Hey folks. Been setting up a deeper logging pipeline for my homelab claw instance and realized that while we log *results* of component communication, seeing the raw gRPC chatter is a different beast. If you're trying to map internal attack surfaces or debug weird plugin behavior, you need to see what's actually being said on the wire.
I'll focus on a simple, container-native method using a sidecar proxy. This doesn't require modifying the claw core images. The idea: intercept traffic by tweaking your Docker Compose setup.
Here's the gist: you run a small `grpc-proxy` or `grpcurl` container in the same network namespace, routing traffic through it. For a service like the `claw-correlator`, you'd change its command to pipe through a proxy.

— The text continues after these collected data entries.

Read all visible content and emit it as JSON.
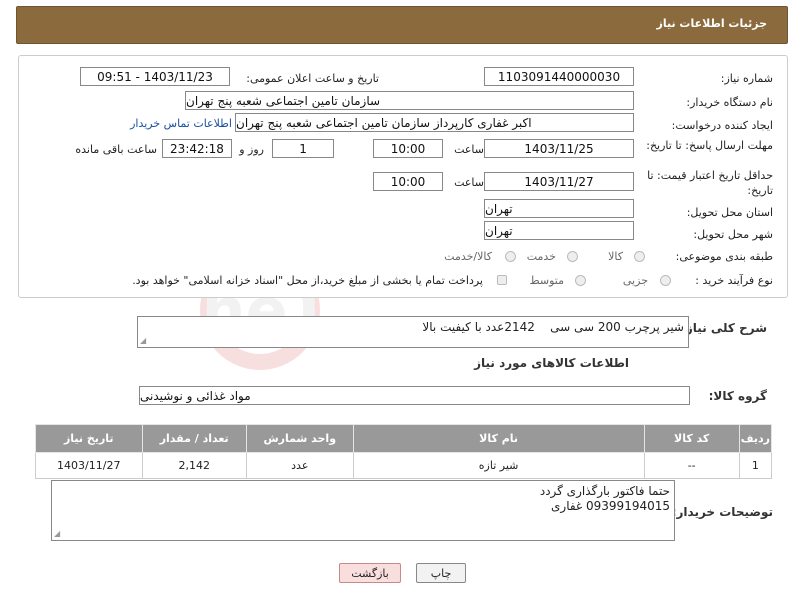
{
  "header": {
    "title": "جزئیات اطلاعات نیاز"
  },
  "form": {
    "need_number_label": "شماره نیاز:",
    "need_number": "1103091440000030",
    "announce_label": "تاریخ و ساعت اعلان عمومی:",
    "announce_value": "1403/11/23 - 09:51",
    "buyer_org_label": "نام دستگاه خریدار:",
    "buyer_org": "سازمان تامین اجتماعی شعبه پنج تهران",
    "creator_label": "ایجاد کننده درخواست:",
    "creator": "اکبر غفاری کارپرداز  سازمان تامین اجتماعی شعبه پنج تهران",
    "contact_link": "اطلاعات تماس خریدار",
    "reply_deadline_label": "مهلت ارسال پاسخ: تا تاریخ:",
    "reply_date": "1403/11/25",
    "hour_label": "ساعت",
    "reply_time": "10:00",
    "days_value": "1",
    "days_label": "روز و",
    "remaining_time": "23:42:18",
    "remaining_label": "ساعت باقی مانده",
    "validity_label": "حداقل تاریخ اعتبار قیمت: تا تاریخ:",
    "validity_date": "1403/11/27",
    "validity_time": "10:00",
    "province_label": "استان محل تحویل:",
    "province": "تهران",
    "city_label": "شهر محل تحویل:",
    "city": "تهران",
    "category_label": "طبقه بندی موضوعی:",
    "category_options": [
      "کالا",
      "خدمت",
      "کالا/خدمت"
    ],
    "process_label": "نوع فرآیند خرید :",
    "process_options": [
      "جزیی",
      "متوسط"
    ],
    "payment_note": "پرداخت تمام یا بخشی از مبلغ خرید،از محل \"اسناد خزانه اسلامی\" خواهد بود."
  },
  "description": {
    "label": "شرح کلی نیاز:",
    "value": "شیر پرچرب 200 سی سی    2142عدد با کیفیت بالا"
  },
  "goods": {
    "section_title": "اطلاعات کالاهای مورد نیاز",
    "group_label": "گروه کالا:",
    "group_value": "مواد غذائی و نوشیدنی",
    "columns": [
      "ردیف",
      "کد کالا",
      "نام کالا",
      "واحد شمارش",
      "تعداد / مقدار",
      "تاریخ نیاز"
    ],
    "rows": [
      {
        "row": "1",
        "code": "--",
        "name": "شیر تازه",
        "unit": "عدد",
        "qty": "2,142",
        "date": "1403/11/27"
      }
    ]
  },
  "buyer_notes": {
    "label": "توضیحات خریدار:",
    "line1": "حتما فاکتور بارگذاری گردد",
    "line2": "09399194015 غفاری"
  },
  "buttons": {
    "print": "چاپ",
    "back": "بازگشت"
  },
  "watermark": {
    "text": "AriaTender.neT"
  },
  "colors": {
    "header": "#8b6b3e",
    "table_header": "#999999",
    "back_button": "#f9dede"
  }
}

**Example docker-compose snippet:**
```yaml
claw-correlator:
image: openclaw/correlator:latest
command: [
"--target", "claw-enricher:50051",
"--proxy-addr", "0.0.0.0:50051"
]
networks:
- claw-net
# New sidecar container for sniffing
correlator-sniffer:
image: fullstorydev/grpcurl
container_name: correlator-sniffer
command: ["-plaintext", "-d", "@", "claw-correlator:50051", "list"]
volumes:
- ./captures:/captures
networks:
- claw-net
depends_on:
- claw-correlator
```
Then, in the sidecar, you can capture ongoing traffic by listening on the exposed port and logging to a file. Use `grpcurl` to mirror traffic to stdout and a file:
```bash
grpcurl -plaintext -import-path /proto -proto service.proto
claw-correlator:50051 describe
```
For a persistent tap, you might write a small Go script that uses the gRPC reflection API to log all method calls and payloads (sanitized, of course!). This has been super helpful for me to see exactly what data the `enricher` is sending to the `correlator` when a new alert fires.
A couple of practical points:
* This adds latency, so only for lab/debug.
* Remember to strip any sensitive tokens or PII from logs before sharing.
* Works best when gRPC reflection is enabled (it often is in dev builds).
Has anyone else tried a different approach? I've seen some folks use eBPF for this, but the container method is simpler for my setup.
Security is a process, not a product.